“Can’t Ah help yo’ find yo’ tempah, Louise?” Billy called teasingly after her, with a purposely exaggerated Southern accent. There was no answer.

“You’d be cross, too, if you were Louise,” Winona defended her friend. “One of the things she stayed down from camp over to-night for was that she and Tom were going off to kodak some cloud effects for a magazine prize. And she was going to try to get some photographs that would count in Camp Fire work, too. And Tom’s walked off, forgetting all about it.”

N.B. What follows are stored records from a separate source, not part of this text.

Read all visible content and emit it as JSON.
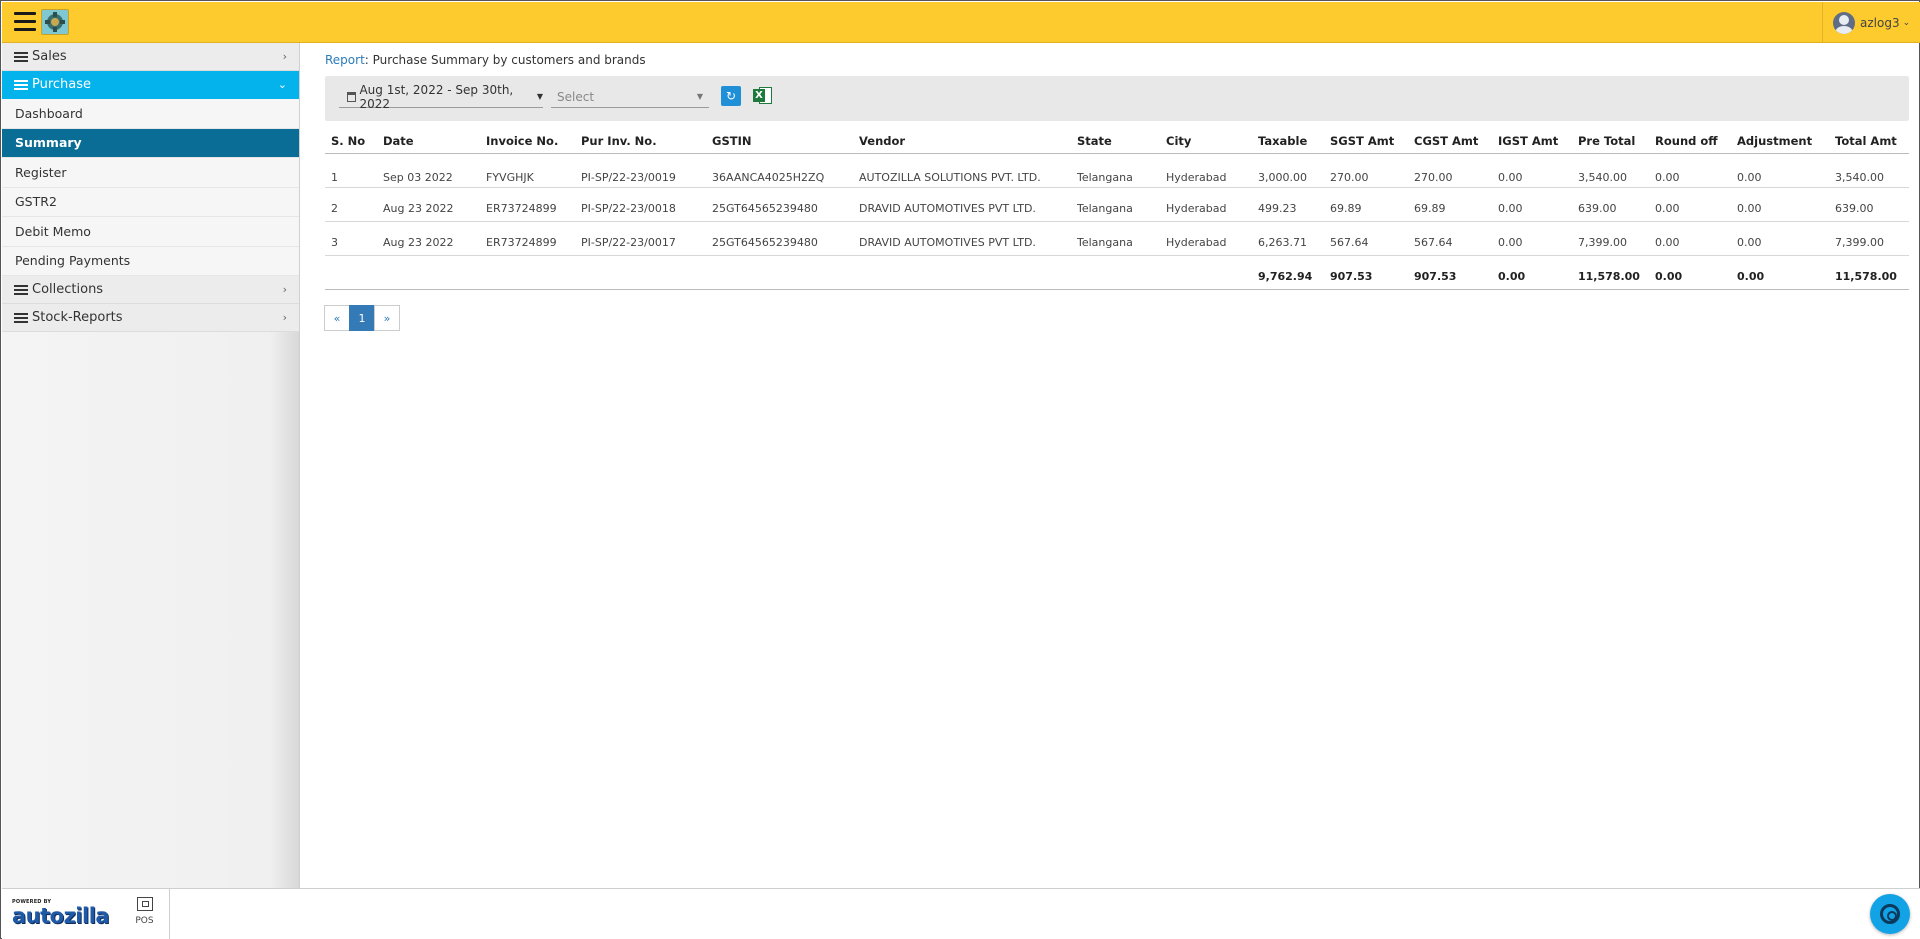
{
  "header": {
    "username": "azlog3"
  },
  "sidebar": {
    "sections": [
      {
        "label": "Sales"
      },
      {
        "label": "Purchase"
      },
      {
        "label": "Collections"
      },
      {
        "label": "Stock-Reports"
      }
    ],
    "purchase_items": [
      {
        "label": "Dashboard"
      },
      {
        "label": "Summary"
      },
      {
        "label": "Register"
      },
      {
        "label": "GSTR2"
      },
      {
        "label": "Debit Memo"
      },
      {
        "label": "Pending Payments"
      }
    ]
  },
  "breadcrumb": {
    "link": "Report",
    "title": ": Purchase Summary by customers and brands"
  },
  "filters": {
    "date_range": "Aug 1st, 2022 - Sep 30th, 2022",
    "select_placeholder": "Select"
  },
  "table": {
    "columns": [
      "S. No",
      "Date",
      "Invoice No.",
      "Pur Inv. No.",
      "GSTIN",
      "Vendor",
      "State",
      "City",
      "Taxable",
      "SGST Amt",
      "CGST Amt",
      "IGST Amt",
      "Pre Total",
      "Round off",
      "Adjustment",
      "Total Amt"
    ],
    "rows": [
      [
        "1",
        "Sep 03 2022",
        "FYVGHJK",
        "PI-SP/22-23/0019",
        "36AANCA4025H2ZQ",
        "AUTOZILLA SOLUTIONS PVT. LTD.",
        "Telangana",
        "Hyderabad",
        "3,000.00",
        "270.00",
        "270.00",
        "0.00",
        "3,540.00",
        "0.00",
        "0.00",
        "3,540.00"
      ],
      [
        "2",
        "Aug 23 2022",
        "ER73724899",
        "PI-SP/22-23/0018",
        "25GT64565239480",
        "DRAVID AUTOMOTIVES PVT LTD.",
        "Telangana",
        "Hyderabad",
        "499.23",
        "69.89",
        "69.89",
        "0.00",
        "639.00",
        "0.00",
        "0.00",
        "639.00"
      ],
      [
        "3",
        "Aug 23 2022",
        "ER73724899",
        "PI-SP/22-23/0017",
        "25GT64565239480",
        "DRAVID AUTOMOTIVES PVT LTD.",
        "Telangana",
        "Hyderabad",
        "6,263.71",
        "567.64",
        "567.64",
        "0.00",
        "7,399.00",
        "0.00",
        "0.00",
        "7,399.00"
      ]
    ],
    "totals": [
      "",
      "",
      "",
      "",
      "",
      "",
      "",
      "",
      "9,762.94",
      "907.53",
      "907.53",
      "0.00",
      "11,578.00",
      "0.00",
      "0.00",
      "11,578.00"
    ]
  },
  "pagination": {
    "prev": "«",
    "current": "1",
    "next": "»"
  },
  "footer": {
    "powered_by": "POWERED BY",
    "brand": "autozilla",
    "pos_label": "POS"
  },
  "colors": {
    "topbar": "#fecb2f",
    "active_section": "#04b3ec",
    "active_item": "#0a6d95"
  }
}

“Why didn’t you remind him?” asked Billy sensibly.

“Louise wouldn’t let me. She said she’d go straight back if I did.”

“Well, she needn’t have taken it out on me,” said Billy plaintively. “I didn’t break any engagements. I suppose she has a red-haired temper.”


Meanwhile Louise, after she banged the screen-door, had gone straight through the house to the back. Mrs. Merriam was in the living-room, which prevented her crying there. She was very much hurt at Tom’s forgetfulness. They had been chums for a long time, and this particular expedition after cloud effects had been something they had planned long before the Scouts’ camp broke up. And now Tom had gone gayly off, forgetting all about it. It really was horrid.

Crying on a bed is hot work in summer, so she decided to go out back and do it. She sat on the porch, put her arms on the back of a chair and began to cry.

But circumstances seemed to be against her. Puppums, who had been asleep under a chair, got up, yawned, sauntered across the porch, and sat down by her. Then he proceeded to whine for her to turn around, make a lap, and take him up into it.

“Oh, do stop!” said Louise indignantly, when the whining had gone on steadily for some minutes. But if you took any notice of Puppums he merely argued that a little more work would get him what he wanted, and went on begging. In the present instance he answered Louise by lifting his nose further up in the air, and howling, as if he wished to assure her that he felt for her.